The polling was conducted in May in the United States, Australia, Britain, Canada, France, Germany, Italy, Mexico, South Korea and Spain.

Nearly all U.S. respondents said faith is important to them and only 2 percent said they do not believe in God. Almost 40 percent said religious leaders should try to sway policymakers, notably higher than in other countries. "Our nation was founded on Judeo-Christian policies and religious leaders have an obligation to speak out on public policy, otherwise they're wimps," said David Black, a retiree from Osborne, Pa., who agreed to be interviewed after he was polled.

In contrast, 85 percent of French object to clergy activism - the strongest opposition of any nation surveyed. France has strict curbs on public religious expression and, according to the poll, 19 percent are atheists. South Korea is the only other nation with that high a percentage of nonbelievers [my suspicion is that this number may include non-theistic Buddhists who would be considered religious by other measures - RL]....

But even in Italy, home to the Catholic Church, resistance to religious engagement in politics is evident. Only three in 10 think the clergy should try to influence government decisions; a lower percentage in Spain, Germany and England said the same...

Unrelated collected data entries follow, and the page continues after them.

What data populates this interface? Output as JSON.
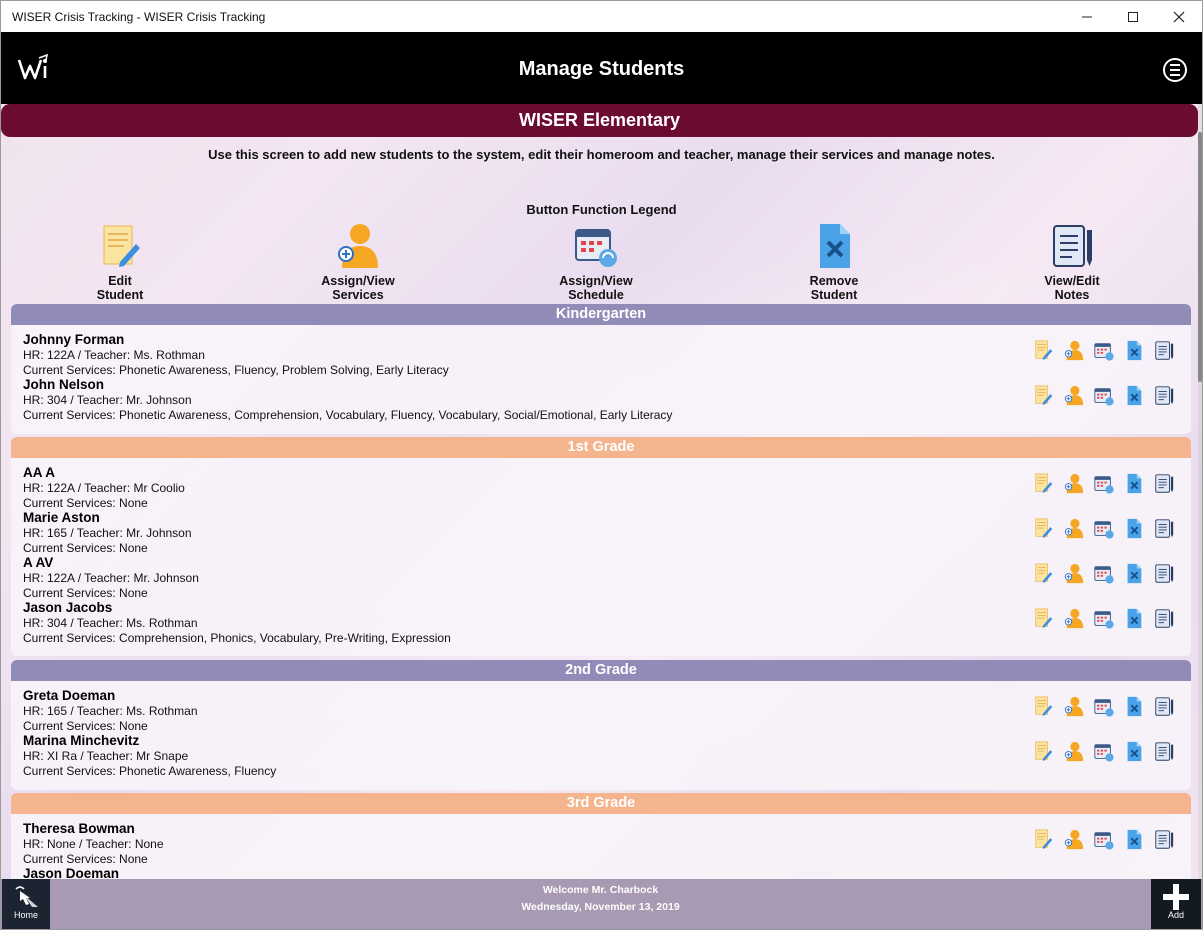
{
  "window": {
    "title": "WISER Crisis Tracking - WISER Crisis Tracking",
    "minimize": "—",
    "maximize": "☐",
    "close": "✕"
  },
  "header": {
    "title": "Manage Students",
    "menu_icon": "hamburger-circle-icon",
    "logo_icon": "wiser-logo"
  },
  "school": {
    "name": "WISER Elementary",
    "instructions": "Use this screen to add new students to the system, edit their homeroom and teacher, manage their services and manage notes."
  },
  "legend": {
    "title": "Button Function Legend",
    "items": [
      {
        "line1": "Edit",
        "line2": "Student",
        "icon": "edit-student-icon"
      },
      {
        "line1": "Assign/View",
        "line2": "Services",
        "icon": "assign-services-icon"
      },
      {
        "line1": "Assign/View",
        "line2": "Schedule",
        "icon": "schedule-icon"
      },
      {
        "line1": "Remove",
        "line2": "Student",
        "icon": "remove-student-icon"
      },
      {
        "line1": "View/Edit",
        "line2": "Notes",
        "icon": "notes-icon"
      }
    ]
  },
  "grades": [
    {
      "name": "Kindergarten",
      "color": "#918bb8",
      "students": [
        {
          "name": "Johnny Forman",
          "hr": "HR: 122A / Teacher: Ms. Rothman",
          "services": "Current Services: Phonetic Awareness, Fluency, Problem Solving, Early Literacy"
        },
        {
          "name": "John Nelson",
          "hr": "HR: 304 / Teacher: Mr. Johnson",
          "services": "Current Services: Phonetic Awareness, Comprehension, Vocabulary, Fluency, Vocabulary, Social/Emotional, Early Literacy"
        }
      ]
    },
    {
      "name": "1st Grade",
      "color": "#f4b48e",
      "students": [
        {
          "name": "AA A",
          "hr": "HR: 122A / Teacher: Mr Coolio",
          "services": "Current Services: None"
        },
        {
          "name": "Marie Aston",
          "hr": "HR: 165 / Teacher: Mr. Johnson",
          "services": "Current Services: None"
        },
        {
          "name": "A AV",
          "hr": "HR: 122A / Teacher: Mr. Johnson",
          "services": "Current Services: None"
        },
        {
          "name": "Jason Jacobs",
          "hr": "HR: 304 / Teacher: Ms. Rothman",
          "services": "Current Services: Comprehension, Phonics, Vocabulary, Pre-Writing, Expression"
        }
      ]
    },
    {
      "name": "2nd Grade",
      "color": "#918bb8",
      "students": [
        {
          "name": "Greta Doeman",
          "hr": "HR: 165 / Teacher: Ms. Rothman",
          "services": "Current Services: None"
        },
        {
          "name": "Marina Minchevitz",
          "hr": "HR: XI Ra / Teacher: Mr Snape",
          "services": "Current Services: Phonetic Awareness, Fluency"
        }
      ]
    },
    {
      "name": "3rd Grade",
      "color": "#f4b48e",
      "students": [
        {
          "name": "Theresa Bowman",
          "hr": "HR: None / Teacher: None",
          "services": "Current Services: None"
        },
        {
          "name": "Jason Doeman",
          "hr": "",
          "services": ""
        }
      ]
    }
  ],
  "footer": {
    "welcome": "Welcome Mr. Charbock",
    "date": "Wednesday, November 13, 2019",
    "home_label": "Home",
    "add_label": "Add"
  },
  "colors": {
    "banner": "#6c0b31",
    "header_bg": "#000000",
    "purple_header": "#918bb8",
    "peach_header": "#f4b48e",
    "footer": "#a398b0"
  }
}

The poll found Republicans are much more likely than Democrats to think clergy should try to influence government decisions - a sign of the challenges ahead for Democrats as they attempt to reach out to more religious voters.

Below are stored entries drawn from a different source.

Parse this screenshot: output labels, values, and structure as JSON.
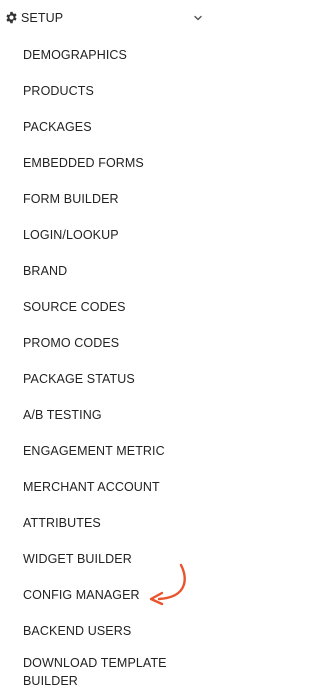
{
  "header": {
    "icon": "gear-icon",
    "label": "SETUP",
    "chevron_icon": "chevron-down-icon"
  },
  "items": [
    {
      "label": "DEMOGRAPHICS"
    },
    {
      "label": "PRODUCTS"
    },
    {
      "label": "PACKAGES"
    },
    {
      "label": "EMBEDDED FORMS"
    },
    {
      "label": "FORM BUILDER"
    },
    {
      "label": "LOGIN/LOOKUP"
    },
    {
      "label": "BRAND"
    },
    {
      "label": "SOURCE CODES"
    },
    {
      "label": "PROMO CODES"
    },
    {
      "label": "PACKAGE STATUS"
    },
    {
      "label": "A/B TESTING"
    },
    {
      "label": "ENGAGEMENT METRIC"
    },
    {
      "label": "MERCHANT ACCOUNT"
    },
    {
      "label": "ATTRIBUTES"
    },
    {
      "label": "WIDGET BUILDER"
    },
    {
      "label": "CONFIG MANAGER"
    },
    {
      "label": "BACKEND USERS"
    },
    {
      "label": "DOWNLOAD TEMPLATE BUILDER"
    }
  ],
  "annotation": {
    "icon": "curved-arrow-icon",
    "color": "#e8542c"
  }
}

It seems to me that there is a direct connection between my previous posting and this poll. It would be interesting to see a more nuanced poll - who are, exactly, the 40% of Americans who think that clergy should try to sway politicians? I imagine this number doesn't include very many Jews, and probably a lot of evangelical Christians and some Catholics.
This article in Haaretz, I Want You for the U.S. Air Force (but you'd better believe in Jesus), details the series of abuses at the Air Force Academy, where evangelical Christianity appears to have become the official religion. Mikey Weinstein, who served in Reagan's White House, and whose younger son is now at the academy, initiated a public campaign, which has "exposed an intentional policy going back several years of religious guidance from above, active encouragement of Christian evangelism by senior officers and prejudicial discrimination against members of other religions. Hundreds of families have approached Weinstein, and to date 117 people have filed official complaints through him. Only eight are Jews. The majority are Christians who feel persecuted by the policy of promoting evangelical Christianity on an institutional basis while employing the power of military authority." Congress has refused to do anything about this, and in fact when the issue was brought up in a Congressional committee, criticisms of the academy's bias against non-evangelicals were turned into complaints by Republican congressmen of anti-Christian bias (surely a new definition of what the word "chutzpah" means!).

And what is the Air Force Academy doing about this? "Last Friday, USAFA Superintendent Lieutenant-General John Rosa met with Anti-Defamation League activists, and for the first time admitted to them that there was a problem at the base. He said he is losing sleep over it, but noted that it might take up to six years to correct." It doesn't sound to me like he's losing very much sleep over it!

If Jews and non-evangelical Christians are being harassed in this way, just imagine how Muslim cadets might be treated there - if there are any who dare to apply. It's becoming clear that at least some of the people who are fighting the war on terror do think that it's a religious war - evangelical Christianity vs. everyone else.